There are several ways to handle phone communications when you’re going abroad, including the following:
- Using your own cell phone with an international calling plan;
- Purchasing or borrowing a global phone from your U.S. carrier;
- Purchasing or renting a cell phone in your destination country;
- Using a VoIP service such as Skype;
- Using an international SIM card with your own cell phone.
The viability of a particular option is going to be based on what you’ve found out about your phone, and how you’ve determined you’ll be using it abroad. For example, an international SIM card will only work if you have an unlocked GSM phone, so Verizon phones, for example, are excluded from this option. Or if you’re making a low volume of calls primarily to the U.S., renting a cell phone in another country won’t be very cost-effective. Check online and familiarize yourself more with each of these options before you make a decision.
Once you’ve decided on the best phone option while you’re gone, make sure you also do the following:
- Check the voltage requirements for the country you’re visiting and bring a compatible power converter for your phone charger.
- Save frequently used phone numbers, emergency contacts, transportation and hotel numbers in your phone’s address book.

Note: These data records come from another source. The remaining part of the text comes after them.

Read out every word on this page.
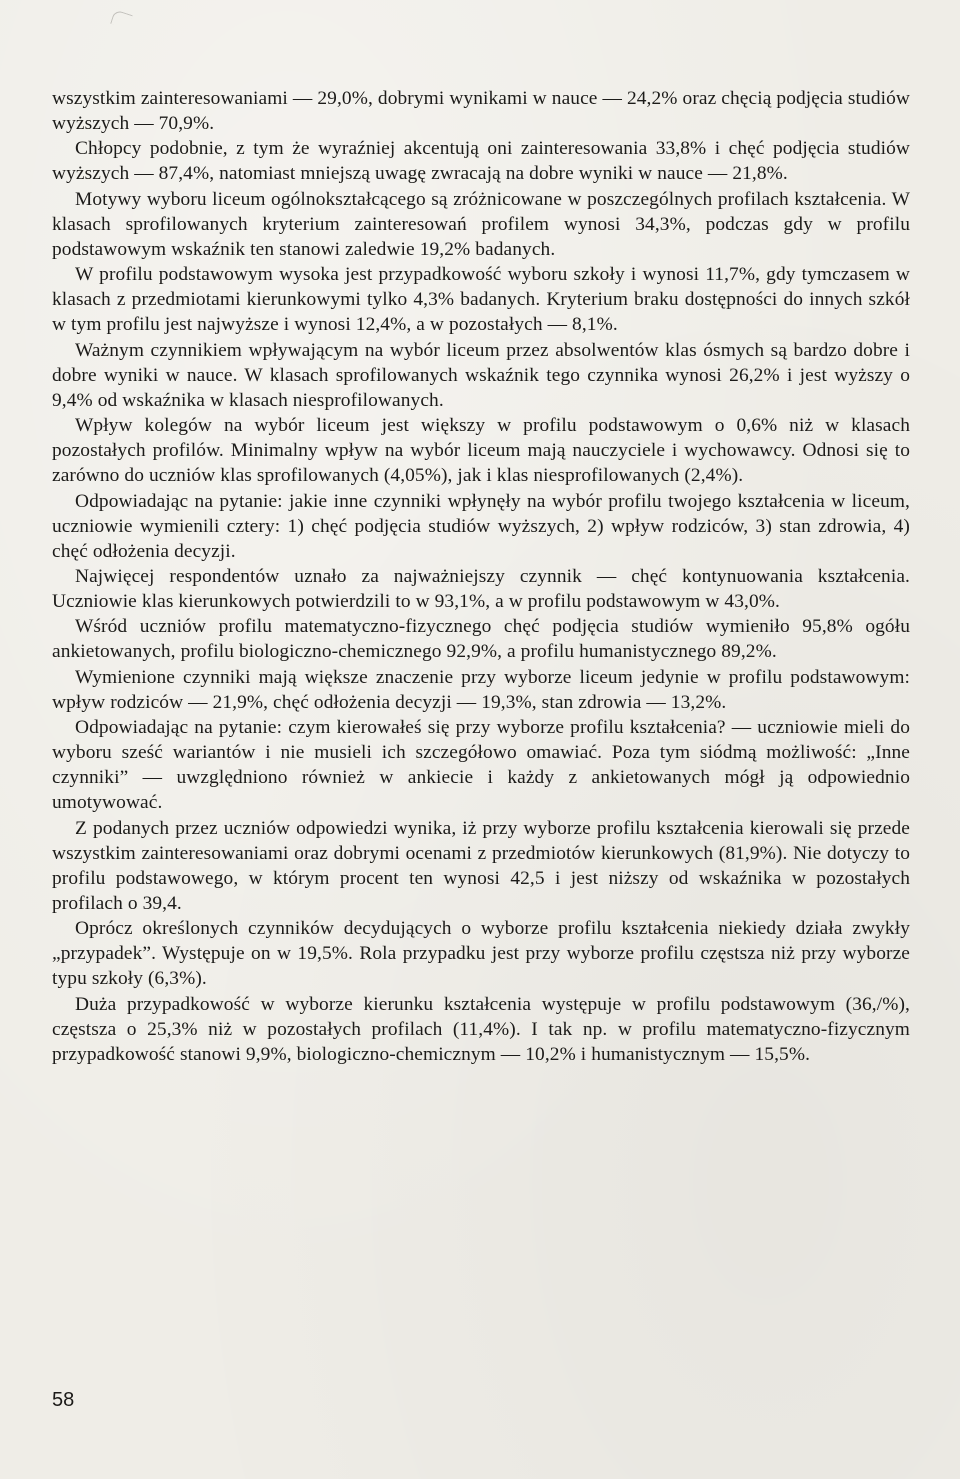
wszystkim zainteresowaniami — 29,0%, dobrymi wynikami w nauce — 24,2% oraz chęcią podjęcia studiów wyższych — 70,9%.

Chłopcy podobnie, z tym że wyraźniej akcentują oni zainteresowania 33,8% i chęć podjęcia studiów wyższych — 87,4%, natomiast mniejszą uwagę zwracają na dobre wyniki w nauce — 21,8%.

Motywy wyboru liceum ogólnokształcącego są zróżnicowane w poszczególnych profilach kształcenia. W klasach sprofilowanych kryterium zainteresowań profilem wynosi 34,3%, podczas gdy w profilu podstawowym wskaźnik ten stanowi zaledwie 19,2% badanych.

W profilu podstawowym wysoka jest przypadkowość wyboru szkoły i wynosi 11,7%, gdy tymczasem w klasach z przedmiotami kierunkowymi tylko 4,3% badanych. Kryterium braku dostępności do innych szkół w tym profilu jest najwyższe i wynosi 12,4%, a w pozostałych — 8,1%.

Ważnym czynnikiem wpływającym na wybór liceum przez absolwentów klas ósmych są bardzo dobre i dobre wyniki w nauce. W klasach sprofilowanych wskaźnik tego czynnika wynosi 26,2% i jest wyższy o 9,4% od wskaźnika w klasach niesprofilowanych.

Wpływ kolegów na wybór liceum jest większy w profilu podstawowym o 0,6% niż w klasach pozostałych profilów. Minimalny wpływ na wybór liceum mają nauczyciele i wychowawcy. Odnosi się to zarówno do uczniów klas sprofilowanych (4,05%), jak i klas niesprofilowanych (2,4%).

Odpowiadając na pytanie: jakie inne czynniki wpłynęły na wybór profilu twojego kształcenia w liceum, uczniowie wymienili cztery: 1) chęć podjęcia studiów wyższych, 2) wpływ rodziców, 3) stan zdrowia, 4) chęć odłożenia decyzji.

Najwięcej respondentów uznało za najważniejszy czynnik — chęć kontynuowania kształcenia. Uczniowie klas kierunkowych potwierdzili to w 93,1%, a w profilu podstawowym w 43,0%.

Wśród uczniów profilu matematyczno-fizycznego chęć podjęcia studiów wymieniło 95,8% ogółu ankietowanych, profilu biologiczno-chemicznego 92,9%, a profilu humanistycznego 89,2%.

Wymienione czynniki mają większe znaczenie przy wyborze liceum jedynie w profilu podstawowym: wpływ rodziców — 21,9%, chęć odłożenia decyzji — 19,3%, stan zdrowia — 13,2%.

Odpowiadając na pytanie: czym kierowałeś się przy wyborze profilu kształcenia? — uczniowie mieli do wyboru sześć wariantów i nie musieli ich szczegółowo omawiać. Poza tym siódmą możliwość: „Inne czynniki” — uwzględniono również w ankiecie i każdy z ankietowanych mógł ją odpowiednio umotywować.

Z podanych przez uczniów odpowiedzi wynika, iż przy wyborze profilu kształcenia kierowali się przede wszystkim zainteresowaniami oraz dobrymi ocenami z przedmiotów kierunkowych (81,9%). Nie dotyczy to profilu podstawowego, w którym procent ten wynosi 42,5 i jest niższy od wskaźnika w pozostałych profilach o 39,4.

Oprócz określonych czynników decydujących o wyborze profilu kształcenia niekiedy działa zwykły „przypadek”. Występuje on w 19,5%. Rola przypadku jest przy wyborze profilu częstsza niż przy wyborze typu szkoły (6,3%).

Duża przypadkowość w wyborze kierunku kształcenia występuje w profilu podstawowym (36,/%), częstsza o 25,3% niż w pozostałych profilach (11,4%). I tak np. w profilu matematyczno-fizycznym przypadkowość stanowi 9,9%, biologiczno-chemicznym — 10,2% i humanistycznym — 15,5%.

58
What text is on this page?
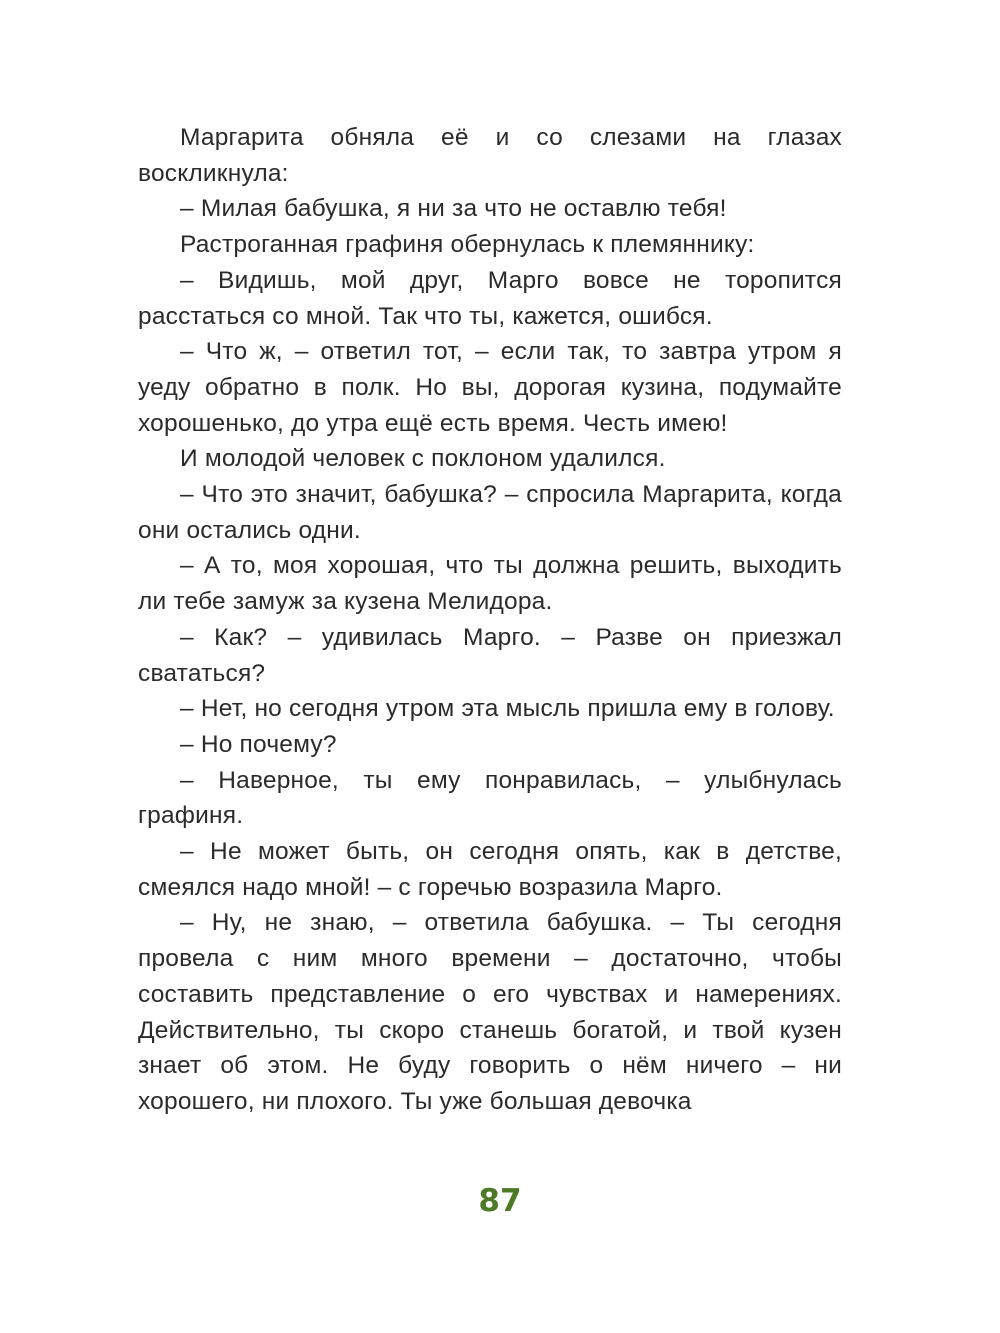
Маргарита обняла её и со слезами на глазах воскликнула:

– Милая бабушка, я ни за что не оставлю тебя!

Растроганная графиня обернулась к племяннику:

– Видишь, мой друг, Марго вовсе не торопится расстаться со мной. Так что ты, кажется, ошибся.

– Что ж, – ответил тот, – если так, то завтра утром я уеду обратно в полк. Но вы, дорогая кузина, подумайте хорошенько, до утра ещё есть время. Честь имею!

И молодой человек с поклоном удалился.

– Что это значит, бабушка? – спросила Маргарита, когда они остались одни.

– А то, моя хорошая, что ты должна решить, выходить ли тебе замуж за кузена Мелидора.

– Как? – удивилась Марго. – Разве он приезжал свататься?

– Нет, но сегодня утром эта мысль пришла ему в голову.

– Но почему?

– Наверное, ты ему понравилась, – улыбнулась графиня.

– Не может быть, он сегодня опять, как в детстве, смеялся надо мной! – с горечью возразила Марго.

– Ну, не знаю, – ответила бабушка. – Ты сегодня провела с ним много времени – достаточно, чтобы составить представление о его чувствах и намерениях. Действительно, ты скоро станешь богатой, и твой кузен знает об этом. Не буду говорить о нём ничего – ни хорошего, ни плохого. Ты уже большая девочка

87
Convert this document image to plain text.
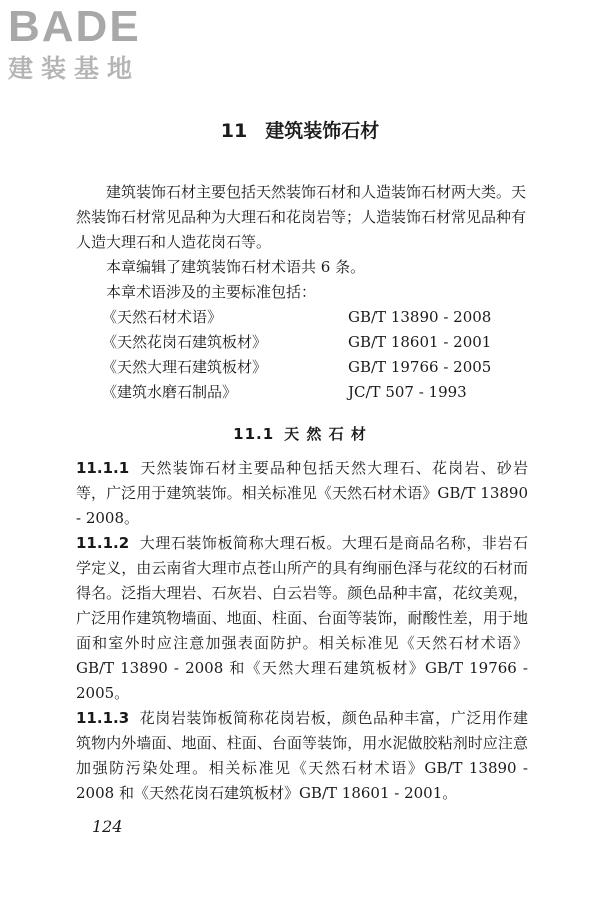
BADE
建装基地
11 建筑装饰石材

建筑装饰石材主要包括天然装饰石材和人造装饰石材两大类。天然装饰石材常见品种为大理石和花岗岩等；人造装饰石材常见品种有人造大理石和人造花岗石等。

本章编辑了建筑装饰石材术语共 6 条。

本章术语涉及的主要标准包括：

《天然石材术语》	GB/T 13890 - 2008
《天然花岗石建筑板材》	GB/T 18601 - 2001
《天然大理石建筑板材》	GB/T 19766 - 2005
《建筑水磨石制品》	JC/T 507 - 1993
11.1 天 然 石 材

11.1.1 天然装饰石材主要品种包括天然大理石、花岗岩、砂岩等，广泛用于建筑装饰。相关标准见《天然石材术语》GB/T 13890 - 2008。

11.1.2 大理石装饰板简称大理石板。大理石是商品名称，非岩石学定义，由云南省大理市点苍山所产的具有绚丽色泽与花纹的石材而得名。泛指大理岩、石灰岩、白云岩等。颜色品种丰富，花纹美观，广泛用作建筑物墙面、地面、柱面、台面等装饰，耐酸性差，用于地面和室外时应注意加强表面防护。相关标准见《天然石材术语》GB/T 13890 - 2008 和《天然大理石建筑板材》GB/T 19766 - 2005。

11.1.3 花岗岩装饰板简称花岗岩板，颜色品种丰富，广泛用作建筑物内外墙面、地面、柱面、台面等装饰，用水泥做胶粘剂时应注意加强防污染处理。相关标准见《天然石材术语》GB/T 13890 - 2008 和《天然花岗石建筑板材》GB/T 18601 - 2001。

124
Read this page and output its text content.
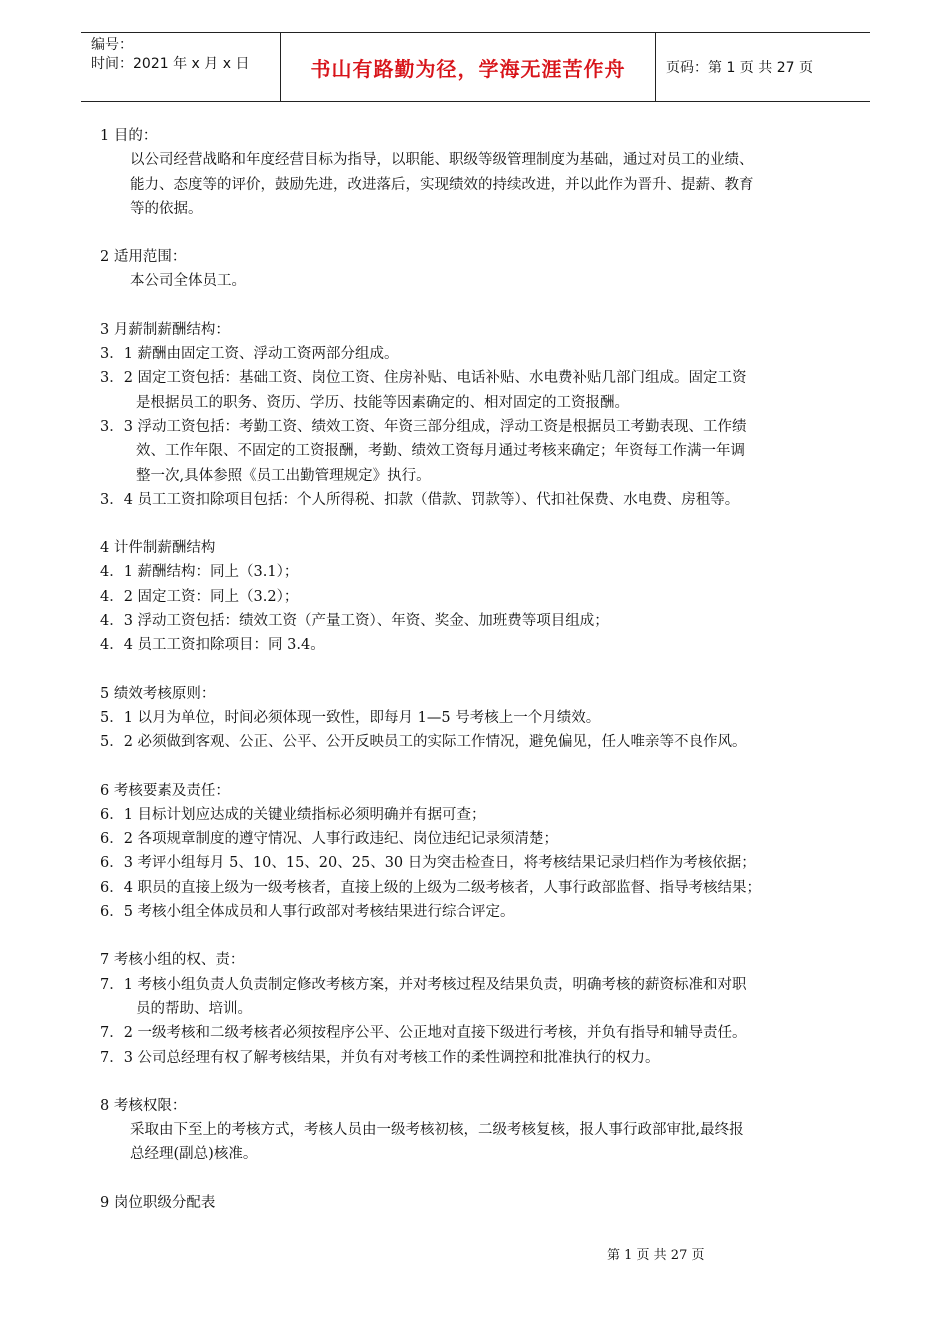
编号：
时间：2021 年 x 月 x 日	书山有路勤为径，学海无涯苦作舟	页码：第 1 页 共 27 页
1 目的：
以公司经营战略和年度经营目标为指导，以职能、职级等级管理制度为基础，通过对员工的业绩、
能力、态度等的评价，鼓励先进，改进落后，实现绩效的持续改进，并以此作为晋升、提薪、教育
等的依据。
2 适用范围：
本公司全体员工。
3 月薪制薪酬结构：
3．1 薪酬由固定工资、浮动工资两部分组成。
3．2 固定工资包括：基础工资、岗位工资、住房补贴、电话补贴、水电费补贴几部门组成。固定工资
是根据员工的职务、资历、学历、技能等因素确定的、相对固定的工资报酬。
3．3 浮动工资包括：考勤工资、绩效工资、年资三部分组成，浮动工资是根据员工考勤表现、工作绩
效、工作年限、不固定的工资报酬，考勤、绩效工资每月通过考核来确定；年资每工作满一年调
整一次,具体参照《员工出勤管理规定》执行。
3．4 员工工资扣除项目包括：个人所得税、扣款（借款、罚款等）、代扣社保费、水电费、房租等。
4 计件制薪酬结构
4．1 薪酬结构：同上（3.1）；
4．2 固定工资：同上（3.2）；
4．3 浮动工资包括：绩效工资（产量工资）、年资、奖金、加班费等项目组成；
4．4 员工工资扣除项目：同 3.4。
5 绩效考核原则：
5．1 以月为单位，时间必须体现一致性，即每月 1—5 号考核上一个月绩效。
5．2 必须做到客观、公正、公平、公开反映员工的实际工作情况，避免偏见，任人唯亲等不良作风。
6 考核要素及责任：
6．1 目标计划应达成的关键业绩指标必须明确并有据可查；
6．2 各项规章制度的遵守情况、人事行政违纪、岗位违纪记录须清楚；
6．3 考评小组每月 5、10、15、20、25、30 日为突击检查日，将考核结果记录归档作为考核依据；
6．4 职员的直接上级为一级考核者，直接上级的上级为二级考核者，人事行政部监督、指导考核结果；
6．5 考核小组全体成员和人事行政部对考核结果进行综合评定。
7 考核小组的权、责：
7．1 考核小组负责人负责制定修改考核方案，并对考核过程及结果负责，明确考核的薪资标准和对职
员的帮助、培训。
7．2 一级考核和二级考核者必须按程序公平、公正地对直接下级进行考核，并负有指导和辅导责任。
7．3 公司总经理有权了解考核结果，并负有对考核工作的柔性调控和批准执行的权力。
8 考核权限：
采取由下至上的考核方式，考核人员由一级考核初核，二级考核复核，报人事行政部审批,最终报
总经理(副总)核准。
9 岗位职级分配表
第 1 页 共 27 页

Make sure you enter the numbers using the international dialing format; e.g., “+011.”
- If you use a smart phone, turn off the “Automatic” function for checking emails and set it to “Manual.” You’ll reduce data roaming charges, and you can wait to check messages when connected to free WiFi in a hotel lobby or café.
By doing your homework and following a few simple tips, you can make your overseas phone experience much easier and more affordable.